La demolizione del cinema Ariana di Kabul: un simbolo culturale scompare
La scorsa settimana, a Kabul, è iniziata la demolizione dell’Ariana, un cinema storico risalente agli anni Sessanta, un tempo simbolo dell’antico fervore culturale della capitale afgana. Questo evento segna un ulteriore passo indietro nella libertà culturale che i residenti hanno visto erosa dal ritorno al potere dei talebani, riporta Attuale.
Il terreno su cui sorge l’Ariana è di proprietà del comune, che prevede di costruire al suo posto un centro commerciale comprensivo di centinaia di negozi, ristoranti e un hotel, oltre a una moschea. L’obiettivo dell’amministrazione è quello di reperire fondi necessari; un funzionario ha affermato al New York Times che il comune beneficerà del 45% dei profitti generati dal nuovo progetto.
L’Ariana è stata aperta per la prima volta nel 1963, un periodo caratterizzato da un significativo progresso sociale e culturale. All’epoca, l’Afghanistan era una monarchia costituzionale: le donne lavoravano e frequentavano l’università, e il paese era una meta ambita per i turisti, in particolare per i giovani della controcultura hippie. Kabul era spesso definita la “Parigi dell’Asia centrale” per la sua bellezza e vitalità. Durante i suoi anni d’oro, l’Ariana proiettava film di Bollywood e pellicole iraniane di grande successo, attirando un vasto pubblico.
Il cinema fu chiuso per la prima volta negli anni Novanta, quando i talebani presero il potere a seguito della guerra civile, che danneggiò gravemente l’edificio.

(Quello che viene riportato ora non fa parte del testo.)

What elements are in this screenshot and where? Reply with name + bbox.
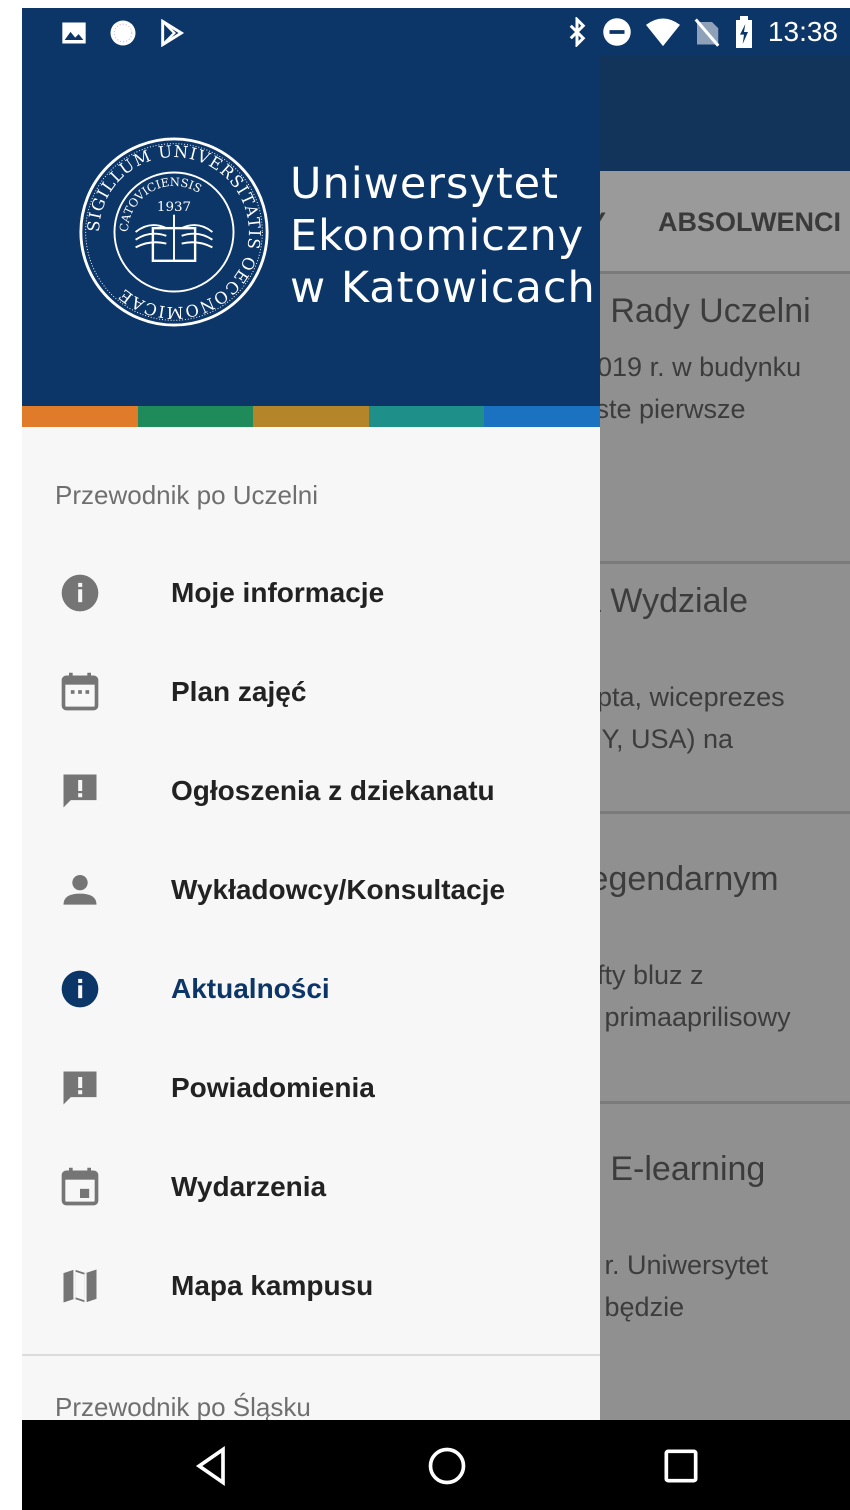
menu-item-label: Powiadomienia bbox=[171, 1072, 375, 1103]
no-sim-icon bbox=[694, 18, 720, 47]
circle-dots-icon bbox=[110, 20, 136, 46]
tab-absolwenci[interactable]: ABSOLWENCI bbox=[658, 207, 841, 238]
person-icon bbox=[63, 874, 97, 905]
announcement-icon bbox=[63, 1071, 97, 1105]
menu-item-wykladowcy[interactable]: Wykładowcy/Konsultacje bbox=[22, 846, 600, 936]
menu-item-powiadomienia[interactable]: Powiadomienia bbox=[22, 1044, 600, 1134]
brand-line: Ekonomiczny bbox=[290, 211, 585, 261]
news-card-title: a Wydziale bbox=[582, 582, 748, 620]
news-card-line: upta, wiceprezes bbox=[582, 682, 785, 712]
home-icon[interactable] bbox=[425, 1444, 469, 1488]
menu-item-label: Aktualności bbox=[171, 973, 330, 1004]
clock: 13:38 bbox=[767, 16, 838, 47]
menu-item-label: Ogłoszenia z dziekanatu bbox=[171, 775, 495, 806]
menu-item-label: Wykładowcy/Konsultacje bbox=[171, 874, 506, 905]
news-card-title: n E-learning bbox=[582, 1150, 766, 1188]
battery-charging-icon bbox=[735, 16, 752, 48]
recents-icon[interactable] bbox=[659, 1444, 703, 1488]
university-name: Uniwersytet Ekonomiczny w Katowicach bbox=[290, 158, 596, 314]
menu-item-aktualnosci[interactable]: Aktualności bbox=[22, 945, 600, 1035]
status-bar: 13:38 bbox=[22, 8, 850, 56]
section-title-slask: Przewodnik po Śląsku bbox=[55, 1392, 311, 1420]
stripe bbox=[253, 406, 369, 427]
map-icon bbox=[63, 1269, 97, 1303]
brand-line: w Katowicach bbox=[290, 263, 596, 313]
phone-screen: 13:38 Y ABSOLWENCI e Rady Uczelni 2019 r… bbox=[22, 8, 850, 1510]
section-divider bbox=[22, 1354, 600, 1356]
menu-item-wydarzenia[interactable]: Wydarzenia bbox=[22, 1143, 600, 1233]
bluetooth-icon bbox=[569, 17, 586, 47]
menu-item-plan-zajec[interactable]: Plan zajęć bbox=[22, 648, 600, 738]
system-nav-bar bbox=[22, 1420, 850, 1510]
news-card-title: legendarnym bbox=[582, 860, 779, 898]
wifi-icon bbox=[645, 18, 680, 47]
do-not-disturb-icon bbox=[603, 18, 631, 46]
menu-item-label: Moje informacje bbox=[171, 577, 385, 608]
play-store-icon bbox=[161, 19, 185, 47]
info-icon bbox=[61, 574, 99, 612]
announcement-icon bbox=[63, 774, 97, 808]
section-title-uczelnia: Przewodnik po Uczelni bbox=[55, 480, 319, 510]
menu-item-label: Wydarzenia bbox=[171, 1171, 327, 1202]
svg-text:1937: 1937 bbox=[157, 200, 191, 215]
info-icon bbox=[61, 970, 99, 1008]
color-stripes bbox=[22, 406, 600, 427]
news-card-title: e Rady Uczelni bbox=[582, 292, 811, 330]
navigation-drawer: SIGILLUM UNIVERSITATIS OECONOMICAE CATOV… bbox=[22, 8, 600, 1420]
menu-item-label: Plan zajęć bbox=[171, 676, 307, 707]
menu-item-moje-informacje[interactable]: Moje informacje bbox=[22, 549, 600, 639]
news-card-line: 2019 r. w budynku bbox=[582, 352, 802, 382]
brand-line: Uniwersytet bbox=[290, 159, 559, 209]
menu-item-label: Mapa kampusu bbox=[171, 1270, 374, 1301]
university-seal-logo: SIGILLUM UNIVERSITATIS OECONOMICAE CATOV… bbox=[79, 137, 269, 327]
drawer-header: SIGILLUM UNIVERSITATIS OECONOMICAE CATOV… bbox=[22, 8, 600, 406]
news-card-line: NY, USA) na bbox=[582, 724, 734, 754]
news-card-line: e primaaprilisowy bbox=[582, 1002, 791, 1032]
back-icon[interactable] bbox=[190, 1444, 234, 1488]
menu-item-ogloszenia[interactable]: Ogłoszenia z dziekanatu bbox=[22, 747, 600, 837]
news-card-line: yste pierwsze bbox=[582, 394, 746, 424]
image-icon bbox=[62, 22, 86, 44]
calendar-icon bbox=[61, 672, 99, 711]
stripe bbox=[484, 406, 600, 427]
event-icon bbox=[61, 1167, 99, 1206]
news-card-line: 9 r. Uniwersytet bbox=[582, 1250, 769, 1280]
stripe bbox=[22, 406, 138, 427]
stripe bbox=[137, 406, 254, 427]
news-card-line: afty bluz z bbox=[582, 960, 704, 990]
stripe bbox=[368, 406, 485, 427]
menu-item-mapa-kampusu[interactable]: Mapa kampusu bbox=[22, 1242, 600, 1332]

Durante il loro primo regime, tra il 1996 e il 2001, i talebani adottarono un’interpretazione severa della sharia, introducendo divieti che comprendevano forme di intrattenimento come la musica e i film. L’Ariana riaprì soltanto nel 2001, durante l’occupazione statunitense, e nel 2004 subì lavori di ristrutturazione finanziati dal governo francese, tornando a funzionare con una direttrice donna, Asita Ferdous.
Mohammad Naeem Jabarkhel, proprietario di un forno vicino al cinema, ha raccontato che l’Ariana, quando riaprì, richiamava ancora entusiasmo nonostante i problemi tecnici che frequentemente interrompevano le proiezioni. Sebbene il prezzo dei biglietti fosse elevato, molte persone risparmiavano per poter andare al cinema: “All’epoca il prezzo del biglietto equivaleva a sei o otto pezzi di pane, e quindi non avrei dovuto spendere quei soldi per andare al cinema. Ma nel mio cuore c’era l’interesse e il desiderio di farlo,” ha dichiarato Jabarkhel.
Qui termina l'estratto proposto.